Dans la littérature, on trouve des études principalement sur le groupe des traumatisés crâniens graves. Deutsch et al. (2006) constatent un taux de reprise du travail de 40% entre 2 et 5 ans et Schalen et al. (1994) un taux de 54% entre 5 et 8 ans.

Selon Petit et al. (1994) la reprise dans l'activité antérieure ou une activité équivalente s'effectuerait dans 55 à 75% des cas, et au prix d'un reclassement dans 15 à 35% des cas. Les traumatisés crâniens semblent néanmoins éprouver plus de difficultés à rester employés qu'à trouver du travail. Selon Machamer et al. (2005), les facteurs favorisant ces pertes secondaires d'emploi sont, outre la sévérité du traumatisme et le statut cognitif à un mois de l'accident : un faible niveau scolaire, un emploi antérieur instable, le célibat, l'appartenance à une minorité ethnique et les conflits interpersonnels.
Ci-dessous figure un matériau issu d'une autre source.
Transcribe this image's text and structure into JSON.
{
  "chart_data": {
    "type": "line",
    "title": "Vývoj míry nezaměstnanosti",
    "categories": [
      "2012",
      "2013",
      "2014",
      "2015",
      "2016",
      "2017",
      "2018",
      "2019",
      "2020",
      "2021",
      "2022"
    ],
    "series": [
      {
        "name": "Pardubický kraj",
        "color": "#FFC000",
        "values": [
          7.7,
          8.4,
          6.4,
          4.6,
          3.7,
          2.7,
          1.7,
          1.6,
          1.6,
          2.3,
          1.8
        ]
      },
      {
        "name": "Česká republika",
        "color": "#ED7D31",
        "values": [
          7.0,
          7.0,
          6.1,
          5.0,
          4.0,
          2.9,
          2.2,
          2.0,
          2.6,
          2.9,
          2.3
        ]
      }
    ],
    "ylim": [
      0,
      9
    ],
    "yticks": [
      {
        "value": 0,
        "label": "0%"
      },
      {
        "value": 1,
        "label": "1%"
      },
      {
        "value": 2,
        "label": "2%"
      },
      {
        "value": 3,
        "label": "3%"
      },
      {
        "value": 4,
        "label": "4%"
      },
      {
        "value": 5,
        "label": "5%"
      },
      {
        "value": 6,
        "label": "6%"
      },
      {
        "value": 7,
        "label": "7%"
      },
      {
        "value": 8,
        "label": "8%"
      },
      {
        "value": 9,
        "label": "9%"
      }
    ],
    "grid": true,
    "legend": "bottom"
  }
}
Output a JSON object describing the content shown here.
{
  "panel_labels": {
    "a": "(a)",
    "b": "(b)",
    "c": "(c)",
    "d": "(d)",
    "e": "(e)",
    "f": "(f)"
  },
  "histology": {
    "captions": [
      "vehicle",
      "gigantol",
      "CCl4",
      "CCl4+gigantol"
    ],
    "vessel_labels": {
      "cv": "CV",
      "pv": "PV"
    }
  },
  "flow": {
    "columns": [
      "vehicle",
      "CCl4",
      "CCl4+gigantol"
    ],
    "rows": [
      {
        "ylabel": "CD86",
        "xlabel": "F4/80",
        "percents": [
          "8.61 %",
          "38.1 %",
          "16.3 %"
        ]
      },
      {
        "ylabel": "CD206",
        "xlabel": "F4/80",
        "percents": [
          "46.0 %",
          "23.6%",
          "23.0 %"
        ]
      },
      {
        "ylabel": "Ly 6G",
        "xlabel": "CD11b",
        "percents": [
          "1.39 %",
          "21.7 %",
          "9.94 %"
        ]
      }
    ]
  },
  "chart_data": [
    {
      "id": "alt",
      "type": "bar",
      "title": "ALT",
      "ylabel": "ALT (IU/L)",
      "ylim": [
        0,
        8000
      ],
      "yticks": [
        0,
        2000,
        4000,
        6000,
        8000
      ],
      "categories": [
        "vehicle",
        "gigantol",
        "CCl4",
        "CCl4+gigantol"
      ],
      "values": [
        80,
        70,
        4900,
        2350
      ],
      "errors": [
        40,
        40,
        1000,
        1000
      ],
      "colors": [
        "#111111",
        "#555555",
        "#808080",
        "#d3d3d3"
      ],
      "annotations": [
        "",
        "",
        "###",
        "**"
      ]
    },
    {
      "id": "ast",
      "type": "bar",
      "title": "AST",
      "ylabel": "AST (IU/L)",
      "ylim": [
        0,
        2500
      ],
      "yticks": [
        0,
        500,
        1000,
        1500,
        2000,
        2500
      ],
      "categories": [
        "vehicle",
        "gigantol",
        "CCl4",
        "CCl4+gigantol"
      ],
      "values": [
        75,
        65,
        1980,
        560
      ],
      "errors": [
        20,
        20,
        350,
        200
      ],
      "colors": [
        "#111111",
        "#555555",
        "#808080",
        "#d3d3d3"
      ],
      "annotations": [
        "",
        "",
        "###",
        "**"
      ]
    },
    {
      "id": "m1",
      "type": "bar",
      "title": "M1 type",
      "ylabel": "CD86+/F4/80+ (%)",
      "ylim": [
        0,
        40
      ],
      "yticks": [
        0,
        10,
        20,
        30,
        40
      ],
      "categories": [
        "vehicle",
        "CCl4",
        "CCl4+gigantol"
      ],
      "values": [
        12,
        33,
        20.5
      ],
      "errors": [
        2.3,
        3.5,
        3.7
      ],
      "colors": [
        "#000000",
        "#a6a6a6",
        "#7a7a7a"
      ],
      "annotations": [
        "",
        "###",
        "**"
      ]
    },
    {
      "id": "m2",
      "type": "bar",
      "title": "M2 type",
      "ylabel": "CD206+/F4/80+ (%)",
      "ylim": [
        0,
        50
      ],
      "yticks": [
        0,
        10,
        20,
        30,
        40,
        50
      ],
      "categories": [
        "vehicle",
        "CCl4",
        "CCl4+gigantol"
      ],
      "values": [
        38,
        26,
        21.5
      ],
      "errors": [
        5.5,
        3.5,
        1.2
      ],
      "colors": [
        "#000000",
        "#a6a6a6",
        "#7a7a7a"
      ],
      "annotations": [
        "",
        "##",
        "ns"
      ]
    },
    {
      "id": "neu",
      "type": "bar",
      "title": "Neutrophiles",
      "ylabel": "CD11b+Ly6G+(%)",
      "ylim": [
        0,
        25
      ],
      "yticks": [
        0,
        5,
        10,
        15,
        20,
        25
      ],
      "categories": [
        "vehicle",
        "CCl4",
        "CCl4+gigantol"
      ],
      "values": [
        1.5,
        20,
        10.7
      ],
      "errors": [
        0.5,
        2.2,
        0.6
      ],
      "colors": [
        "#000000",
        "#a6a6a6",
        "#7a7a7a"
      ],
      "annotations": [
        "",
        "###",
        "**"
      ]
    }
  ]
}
Selon une étude de Walker et al. (2006) sur 1341 sujets actifs au moment du traumatisme crânien, le taux de reprise professionnelle à un an était de 56% pour les cadres et les professions libérales, 40% pour les employés et les ouvriers qualifiés et 32% pour les travailleurs manuels.

La reprise du travail est donc un phénomène multifactoriel et complexe, ne permettant pas de pronostic pour un patient. Outre les facteurs inhérents au patient lui-même (âge, niveau d'éducation, stabilité professionnelle antérieure, score initial à l'échelle de coma de Glasgow, existence ou non de lésions extra-crâniennes, déficiences neuropsychologiques à 1 mois dévolution...), Johnson (1987) note que la bonne volonté de l'employeur, le niveau d'aménagement des conditions de travail et

la possibilité d'effectuer un stage préalable de réentraînement professionnel ont plus d'influence pronostique.